Dez anos de mediação no Brasil: balanço e perspectivas

Lei 13.140/2015 – Dez anos de mediação no Brasil: balanço e perspectivas

Um marco para a cultura do diálogo

Em 26 de junho de 2015, o Brasil promulgou a Lei da Mediação (Lei nº 13.140), estabelecendo bases sólidas para a utilização desse método consensual de resolução de conflitos tanto na esfera judicial quanto na extrajudicial.
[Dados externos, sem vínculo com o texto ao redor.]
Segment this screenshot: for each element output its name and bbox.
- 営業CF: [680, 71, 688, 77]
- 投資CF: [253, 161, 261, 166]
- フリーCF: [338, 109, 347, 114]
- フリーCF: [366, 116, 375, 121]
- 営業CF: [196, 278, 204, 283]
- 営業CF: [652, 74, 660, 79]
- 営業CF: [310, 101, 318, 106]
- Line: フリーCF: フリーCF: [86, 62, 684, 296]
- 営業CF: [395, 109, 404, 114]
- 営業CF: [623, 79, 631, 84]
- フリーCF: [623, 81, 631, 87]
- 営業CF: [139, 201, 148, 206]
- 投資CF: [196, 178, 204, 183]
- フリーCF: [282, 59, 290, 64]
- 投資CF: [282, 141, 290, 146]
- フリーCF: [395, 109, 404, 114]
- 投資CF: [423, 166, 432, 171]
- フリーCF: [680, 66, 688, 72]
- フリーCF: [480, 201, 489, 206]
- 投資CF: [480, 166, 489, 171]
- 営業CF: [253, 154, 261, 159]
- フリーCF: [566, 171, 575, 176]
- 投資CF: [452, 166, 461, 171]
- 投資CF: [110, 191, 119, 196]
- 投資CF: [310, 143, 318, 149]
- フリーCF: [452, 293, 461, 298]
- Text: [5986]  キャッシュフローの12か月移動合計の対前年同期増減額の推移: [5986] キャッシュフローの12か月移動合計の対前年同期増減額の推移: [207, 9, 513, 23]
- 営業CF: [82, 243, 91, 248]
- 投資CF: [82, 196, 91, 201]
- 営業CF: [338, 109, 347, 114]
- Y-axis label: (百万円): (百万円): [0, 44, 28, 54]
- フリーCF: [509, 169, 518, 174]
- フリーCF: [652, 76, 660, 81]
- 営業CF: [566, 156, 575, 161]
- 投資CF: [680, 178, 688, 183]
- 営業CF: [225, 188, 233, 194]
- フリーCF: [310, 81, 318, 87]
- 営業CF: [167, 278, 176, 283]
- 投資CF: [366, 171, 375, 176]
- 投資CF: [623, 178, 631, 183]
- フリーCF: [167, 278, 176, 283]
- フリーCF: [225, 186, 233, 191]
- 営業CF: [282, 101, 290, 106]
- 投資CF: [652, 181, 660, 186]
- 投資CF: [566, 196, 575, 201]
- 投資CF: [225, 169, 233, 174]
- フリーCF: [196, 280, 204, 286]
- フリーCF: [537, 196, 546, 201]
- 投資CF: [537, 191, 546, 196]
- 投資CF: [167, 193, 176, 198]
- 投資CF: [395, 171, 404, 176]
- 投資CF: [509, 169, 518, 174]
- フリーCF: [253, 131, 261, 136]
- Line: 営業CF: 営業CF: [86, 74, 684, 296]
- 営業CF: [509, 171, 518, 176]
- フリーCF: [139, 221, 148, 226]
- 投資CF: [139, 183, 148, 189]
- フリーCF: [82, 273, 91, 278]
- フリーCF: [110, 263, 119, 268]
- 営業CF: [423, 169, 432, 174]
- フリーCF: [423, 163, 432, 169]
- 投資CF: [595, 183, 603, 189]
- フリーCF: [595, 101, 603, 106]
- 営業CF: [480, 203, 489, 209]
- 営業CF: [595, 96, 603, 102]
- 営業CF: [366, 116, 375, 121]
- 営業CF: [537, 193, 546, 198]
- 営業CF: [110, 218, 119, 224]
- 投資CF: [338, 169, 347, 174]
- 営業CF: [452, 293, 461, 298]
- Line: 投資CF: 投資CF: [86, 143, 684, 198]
A norma surgiu em sintonia com o novo Código de Processo Civil (2015), que também reforçou a importância dos meios adequados de solução de disputas.
A proposta era clara: desafogar o Judiciário, reduzir custos e prazos, e, sobretudo, promover uma mudança cultural — substituindo a lógica do “ganhar ou perder” por uma visão colaborativa.

Avanços concretos na última década

  • Institucionalização da mediação judicial
    A criação e expansão dos CEJUSCs (Centros Judiciários de Solução de Conflitos e Cidadania) permitiu que milhares de casos fossem resolvidos antes de se tornarem processos longos e custosos.
  • Profissionalização do mediador
    A lei definiu requisitos de capacitação, ética e imparcialidade, fortalecendo a credibilidade da função.
  • Maior aceitação no setor privado
    Empresas passaram a incluir cláusulas de mediação em contratos, especialmente em áreas como construção civil, relações de consumo e societárias.
  • Integração com a administração pública
    Órgãos públicos começaram a adotar a mediação para resolver conflitos com cidadãos e fornecedores, evitando litígios prolongados.

Desafios que ainda limitam o alcance

  • Desigualdade regional
    A oferta de mediadores e centros especializados ainda é concentrada em capitais e grandes cidades.
  • Resistência cultural
    Parte dos advogados e das próprias partes ainda vê a mediação como “menos eficaz” que a via judicial, o que reduz sua procura.
  • Falta de indicadores nacionais
    Não há um sistema unificado para medir resultados, dificultando a avaliação de impacto e a formulação de políticas públicas.
  • Baixa difusão extrajudicial
    A mediação fora do Judiciário ainda é pouco conhecida pelo público em geral.

O que esperar para os próximos 10 anos

  • Expansão da mediação digital
    Plataformas online podem democratizar o acesso, especialmente em regiões remotas.
  • Educação para a cultura da paz
    Inserir noções de mediação e resolução pacífica de conflitos em escolas e universidades.
  • Integração com outros métodos
    Combinar mediação, conciliação e arbitragem para oferecer soluções mais adequadas a cada tipo de disputa.
  • Fortalecimento da mediação comunitária
    Levar a prática para associações de bairro, escolas e organizações sociais.

Conclusão

A Lei 13.140/2015 completa 10 anos como um marco civilizatório: ela não apenas criou regras, mas abriu espaço para uma nova mentalidade. O desafio agora é consolidar a mediação como primeira opção para resolver conflitos, e não como um recurso alternativo.
Se a próxima década for marcada por investimento em formação, tecnologia e conscientização, a mediação poderá deixar de ser um “meio alternativo” para se tornar o caminho natural da resolução de disputas no Brasil.